El Partido Popular, que también repetirá en contra de Sánchez en esta segunda votación, ya tiene la vista puesta en el después. La vicesecretaria de Estudios y Programas del PP, Andrea Levy, ha asegurado este viernes que a partir del próximo lunes se abre una "segunda fase" en la que Rajoy será un "actor activo" ante un Pedro Sánchez que "está fuera de juego" y al que siguen recriminando haberse presentado a la investidura sabiendo que no contaba con los apoyos necesarios, habiendo ocasionado así una “pérdida de tiempo”.

El resto de formaciones que dieron su negativa a Sánchez -IU-UP, DiL, ERC, Bildu, Foro, UPN, Compromís- tampoco modificarán el sentido de su voto a la investidura de Sánchez, por lo que se espera un resultado idéntico al del pasado miércoles.

La sesión

Sánchez dispondrá este viernes de un turno de palabra de diez minutos, y el resto de portavoces, de cinco, tras lo que se producirá la votación, por llamamiento y de viva voz.

Habrá un sorteo para elegir el apellido del diputado por el que comenzará la votación y, a partir de ahí, se seguirá nombrando a los diputados por orden alfabético hasta que los 350 parlamentarios hayan emitido su voto.
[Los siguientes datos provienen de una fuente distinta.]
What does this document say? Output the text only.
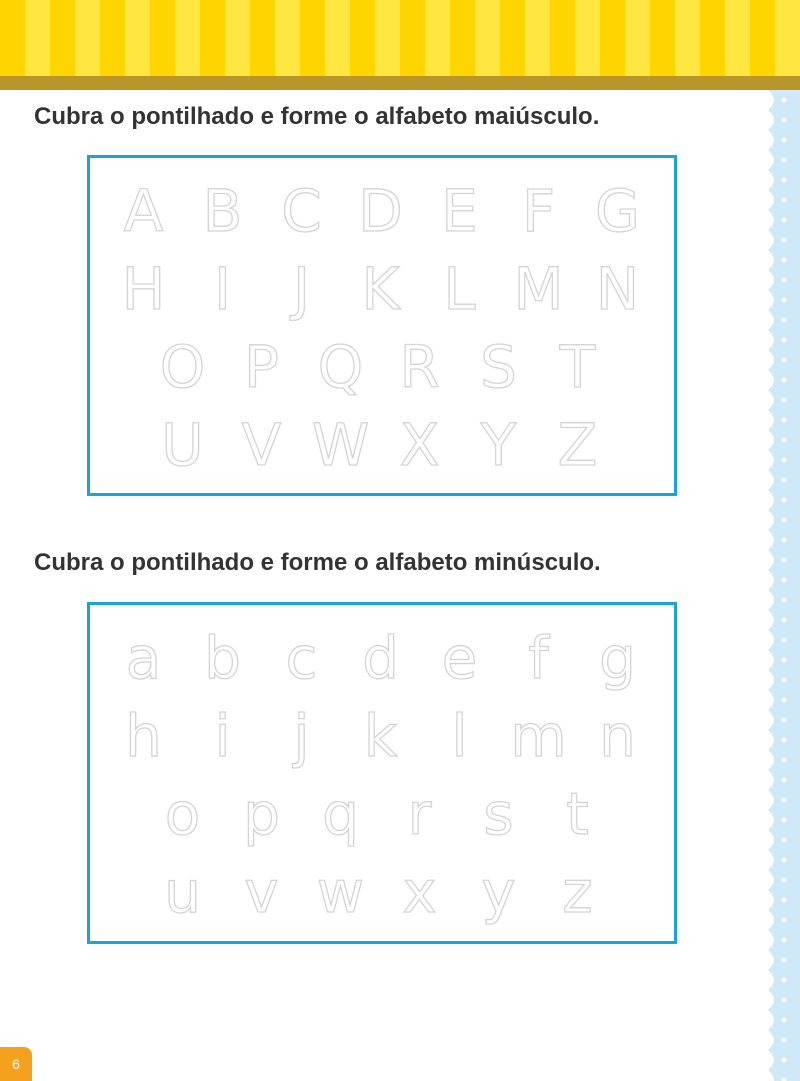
Cubra o pontilhado e forme o alfabeto maiúsculo.
A B C D E F G
H I	J K L M N
O P Q R S T
U V W X Y Z
Cubra o pontilhado e forme o alfabeto minúsculo.
a b c d e f g
h i	j k l m n
o p q r s t
u v w x y z
6
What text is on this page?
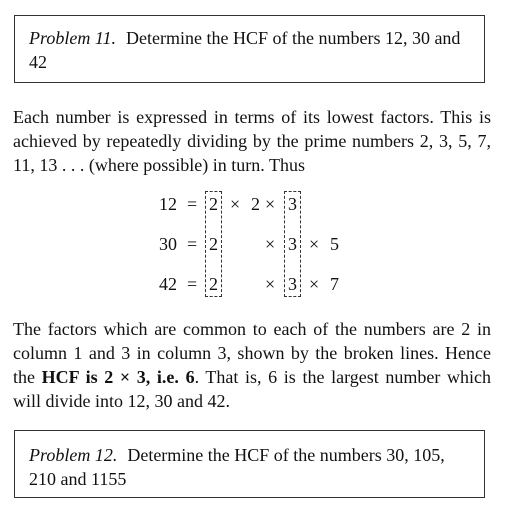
Problem 11. Determine the HCF of the numbers 12, 30 and 42
Each number is expressed in terms of its lowest factors. This is achieved by repeatedly dividing by the prime numbers 2, 3, 5, 7, 11, 13 . . . (where possible) in turn. Thus
12 = 2 × 2 × 3
30 = 2	× 3 × 5
42 = 2	× 3 × 7
The factors which are common to each of the numbers are 2 in column 1 and 3 in column 3, shown by the broken lines. Hence the HCF is 2 × 3, i.e. 6. That is, 6 is the largest number which will divide into 12, 30 and 42.
Problem 12. Determine the HCF of the numbers 30, 105, 210 and 1155
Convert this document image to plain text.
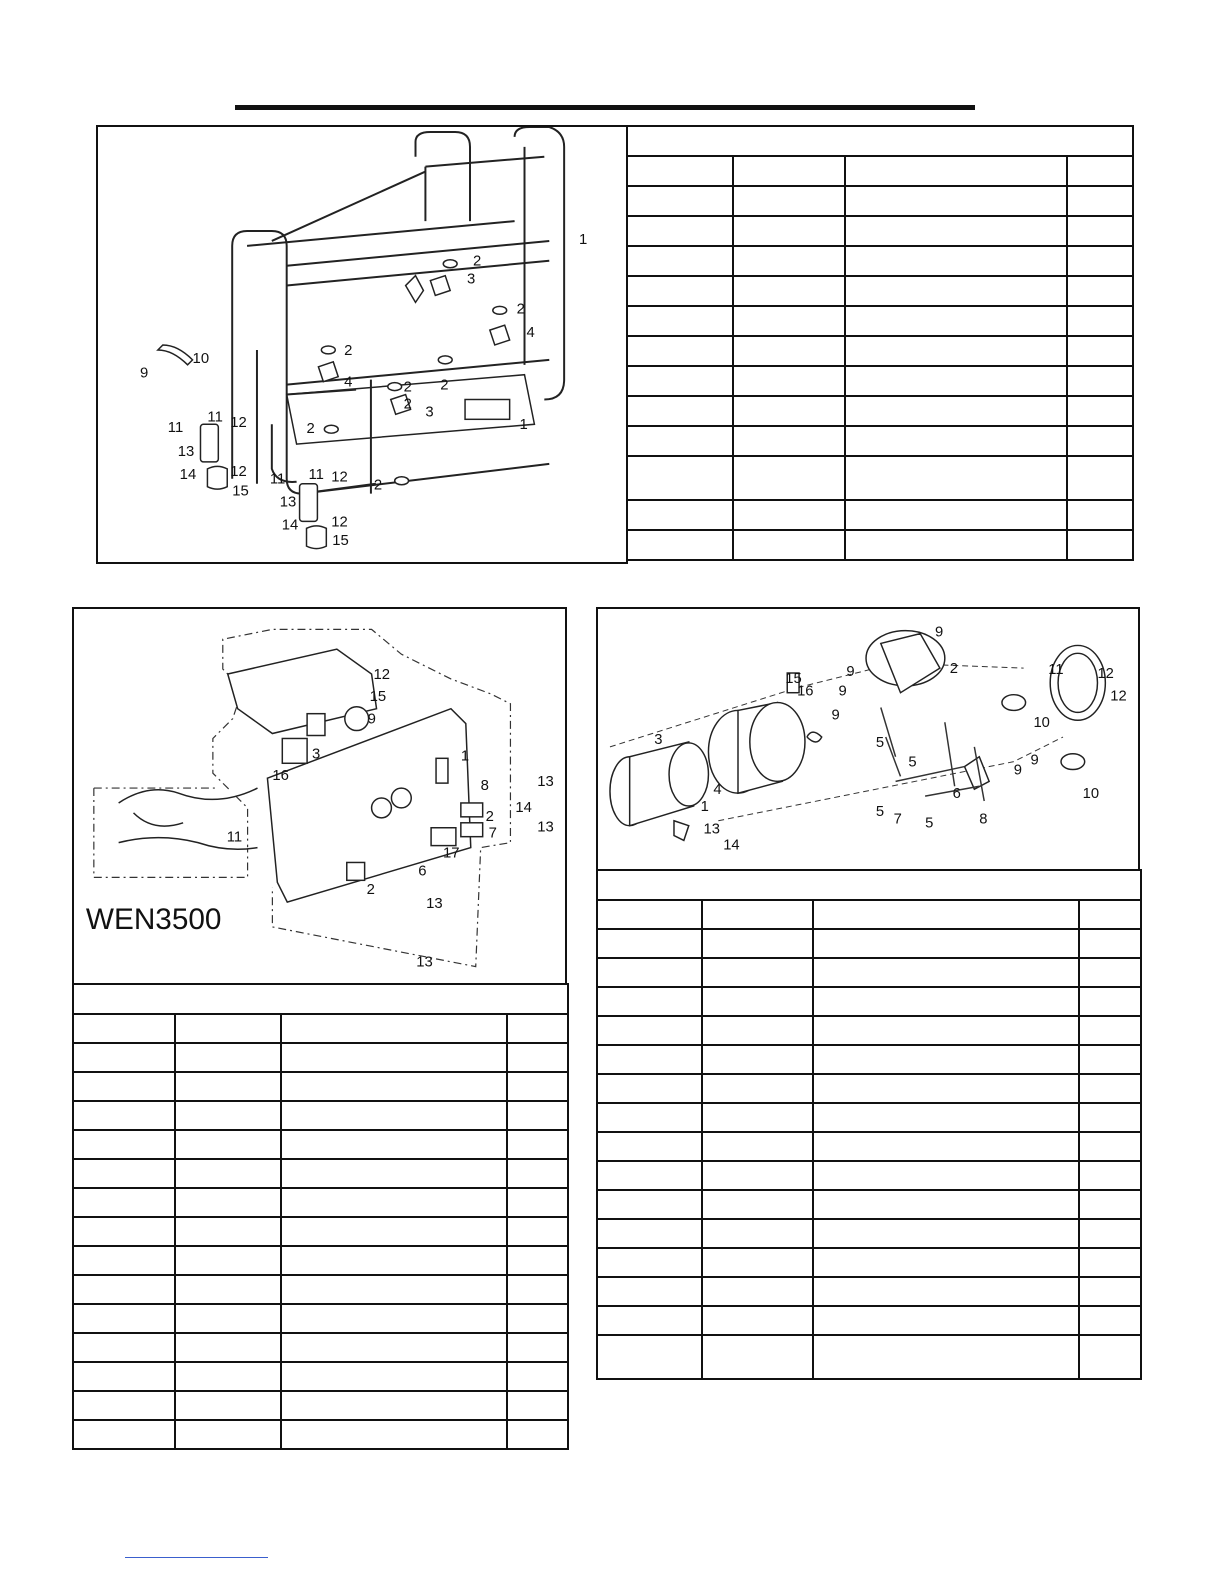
1
2
3
2
4
2
4	2
2
2
3
1
2
2
9
10
11
11 12
13
12
14
15
11 11 12
13
12
14
15

12
15
9
3
16
1
8	13
14
2
7	13
17
6
11
2
13
13
WEN3500

9
2
15	9
9
16
9
11 12
12
10
10
3
4
1
5
5
5 7 5
6
8
9
9
13
14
Tras el inmediato recuento, el presidente del Congreso, Patxi López, dará cuenta del resultado a la Cámara y comunicará los siguientes pasos a seguir marcados por el reglamento.

Y después de otro ‘no’, ¿qué?

De volver a fracasar Sánchez en su investidura, opción casi asegurada salvo sorpresa mayúscula de última hora, se abre un nuevo periodo transitorio en el que el Rey podría volver a llamar a consultas a los líderes políticos para tratar de proponer un nuevo candidato.

Aunque la Constitución no marca qué ocurre en estos casos ni obliga al Rey, se espera que Felipe VI convoque una tercera ronda de consultas con los grupos parlamentarios, posiblemente antes de la Semana Santa.

La primera votación frustrada del pasado miércoles marca ya el calendario electoral en el caso de que ningún candidato logre la mayoría suficiente en los dos próximos meses. Si antes del próximo 2 de mayo nadie consigue ser investido, se disolverán automáticamente las Cortes y se convocarán nuevas elecciones generales.

La ley marca un periodo de 54-60 días desde la convocatoria hasta la jornada electoral, que coinciden exactamente con el domingo 26 de junio, fecha en la que se celebrarían los nuevos comicios generales.